Le renouveau des stylites est une caractéristique propre au XXe Siècle: l'action
des "suffragettes" a inauguré la prise de conscience du phénomène et celle de Gandhi
en a dévoilé tout le potentiel. Auparavant, il existait bien quelques tentatives,
notamment au XIXe Siècle, comme le mouvement des prisonniers de la Tour de
Londres, mais elles étaient analysées sous l'angle du suicide.
Or le mouvement ne s'inscrit pas dans une volonté suicidaire, il fait référence à
une généalogie du rapport au sacré.

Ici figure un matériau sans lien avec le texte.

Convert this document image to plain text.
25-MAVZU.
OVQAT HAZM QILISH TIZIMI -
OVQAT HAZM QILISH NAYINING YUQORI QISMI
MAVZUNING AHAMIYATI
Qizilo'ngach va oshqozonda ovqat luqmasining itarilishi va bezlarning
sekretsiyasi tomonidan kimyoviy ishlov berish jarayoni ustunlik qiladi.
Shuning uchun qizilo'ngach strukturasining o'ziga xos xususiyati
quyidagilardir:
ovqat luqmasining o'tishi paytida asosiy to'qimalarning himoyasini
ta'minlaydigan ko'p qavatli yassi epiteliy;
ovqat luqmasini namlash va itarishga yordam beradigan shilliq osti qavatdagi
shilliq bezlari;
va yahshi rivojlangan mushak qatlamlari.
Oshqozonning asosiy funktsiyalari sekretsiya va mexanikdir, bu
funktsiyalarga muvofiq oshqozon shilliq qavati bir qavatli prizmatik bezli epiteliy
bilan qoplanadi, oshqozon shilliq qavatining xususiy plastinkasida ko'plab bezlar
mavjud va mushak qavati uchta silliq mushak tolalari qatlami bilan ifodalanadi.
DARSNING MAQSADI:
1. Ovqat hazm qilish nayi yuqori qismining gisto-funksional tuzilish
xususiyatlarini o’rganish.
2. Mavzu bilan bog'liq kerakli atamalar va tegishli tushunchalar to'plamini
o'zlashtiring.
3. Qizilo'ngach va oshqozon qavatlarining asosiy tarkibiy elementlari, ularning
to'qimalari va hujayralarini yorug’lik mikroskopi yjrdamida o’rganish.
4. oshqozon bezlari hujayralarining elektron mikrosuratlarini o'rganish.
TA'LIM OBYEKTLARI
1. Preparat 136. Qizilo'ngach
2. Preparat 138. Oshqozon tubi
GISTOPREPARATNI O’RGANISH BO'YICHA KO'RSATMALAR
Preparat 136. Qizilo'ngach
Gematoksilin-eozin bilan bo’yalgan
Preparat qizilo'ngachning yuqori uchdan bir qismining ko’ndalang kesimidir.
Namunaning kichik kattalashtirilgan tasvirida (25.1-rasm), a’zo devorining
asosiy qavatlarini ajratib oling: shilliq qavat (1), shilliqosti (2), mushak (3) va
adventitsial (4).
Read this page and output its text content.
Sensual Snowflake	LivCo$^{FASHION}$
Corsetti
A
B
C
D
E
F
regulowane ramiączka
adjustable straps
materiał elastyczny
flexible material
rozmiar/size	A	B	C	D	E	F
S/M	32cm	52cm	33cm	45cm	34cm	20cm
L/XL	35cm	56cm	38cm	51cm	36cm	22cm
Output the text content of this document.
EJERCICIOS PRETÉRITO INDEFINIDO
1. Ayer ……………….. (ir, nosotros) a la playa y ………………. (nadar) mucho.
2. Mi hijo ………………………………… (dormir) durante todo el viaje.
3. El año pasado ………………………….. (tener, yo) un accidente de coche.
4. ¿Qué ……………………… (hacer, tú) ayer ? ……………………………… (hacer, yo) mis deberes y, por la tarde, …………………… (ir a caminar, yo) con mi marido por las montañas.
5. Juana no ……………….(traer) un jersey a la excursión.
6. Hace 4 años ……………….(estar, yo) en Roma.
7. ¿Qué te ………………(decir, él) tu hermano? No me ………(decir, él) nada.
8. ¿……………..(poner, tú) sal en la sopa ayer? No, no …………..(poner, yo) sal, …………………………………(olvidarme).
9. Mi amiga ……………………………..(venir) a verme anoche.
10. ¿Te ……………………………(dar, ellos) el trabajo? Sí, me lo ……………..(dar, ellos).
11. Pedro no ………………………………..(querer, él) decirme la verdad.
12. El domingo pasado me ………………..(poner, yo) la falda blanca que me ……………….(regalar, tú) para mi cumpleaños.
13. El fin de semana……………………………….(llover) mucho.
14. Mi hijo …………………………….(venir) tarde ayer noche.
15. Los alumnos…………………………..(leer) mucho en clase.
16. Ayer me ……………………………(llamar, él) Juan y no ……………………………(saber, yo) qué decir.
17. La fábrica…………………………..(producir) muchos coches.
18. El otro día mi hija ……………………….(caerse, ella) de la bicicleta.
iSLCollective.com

Le gréviste de la faim refuse de se soumettre à une
rhétorique juridique qu'il sait, ou croit, ne pas pouvoir lui donner satisfaction. Il préfère
un moyen de recours plus radical: l'exposition d'un corps qui exhibe sa sacralité177.
Le gréviste de la faim est bien plus l'héritier du stylite que celui de l'ascète:
l'élément spectaculaire est essentiel. Le stylite juché sur son portique offrait son
expérience du sacré en spectacle aux passants, surveillé par des membres de la
corporation des bouchers pour prévenir toute accusation de tricherie; en même temps,
il était la mauvaise conscience de sa cité. Mais le stylite était un être relativement rare:
il dérangeait trop l'ordre religieux178qui préférait, à tout prendre, encourager
l'érémitisme ou mieux: le monachisme.
Un avatar prit ainsi le relais: le champion du jeûne, qui répète son spectacle de
ville en ville pour gagner sa vie. Enfermé dans une cage plutôt qu'isolé au sommet
d'une colonne: "il y avait aussi là, à titre permanent, des surveillants choisis par le
public, en général -fait curieux- des bouchers, qui se relayaient par groupe de trois et
qui avaient pour mission d'observer le jeûneur jour et nuit pour l'empêcher de
s'alimenter en cachette..."179
Mais ce jeûneur court à la désillusion, son acte ne répond à aucune contrepartie,
il ne dénonce rien, ne s'inscrit pas dans un recours au sacré. Son acte est vain et dans sa
cage, il n'est qu'une bête autophagique, un fauve de lui-même dont des barreaux
protège le public. Ce qui lui manque pour devenir un gréviste de la faim, c'est une
mission.
177Pour G. DUBY, il s'agirait plutôt d'une inversion du sacré : de l'obligation faite par le droit et la
morale religieuse de conserver le corps intact à l'autorisation de "mettre son corps en aventure". Tandis
que J. RIVERO préfère mettre l'accent sur la pression de l'opinion publique: La grève de la faim ou le
déréglement du sacré EconomicaParis1984
178L'Eglise reste muette au sujet de la grève de la faim.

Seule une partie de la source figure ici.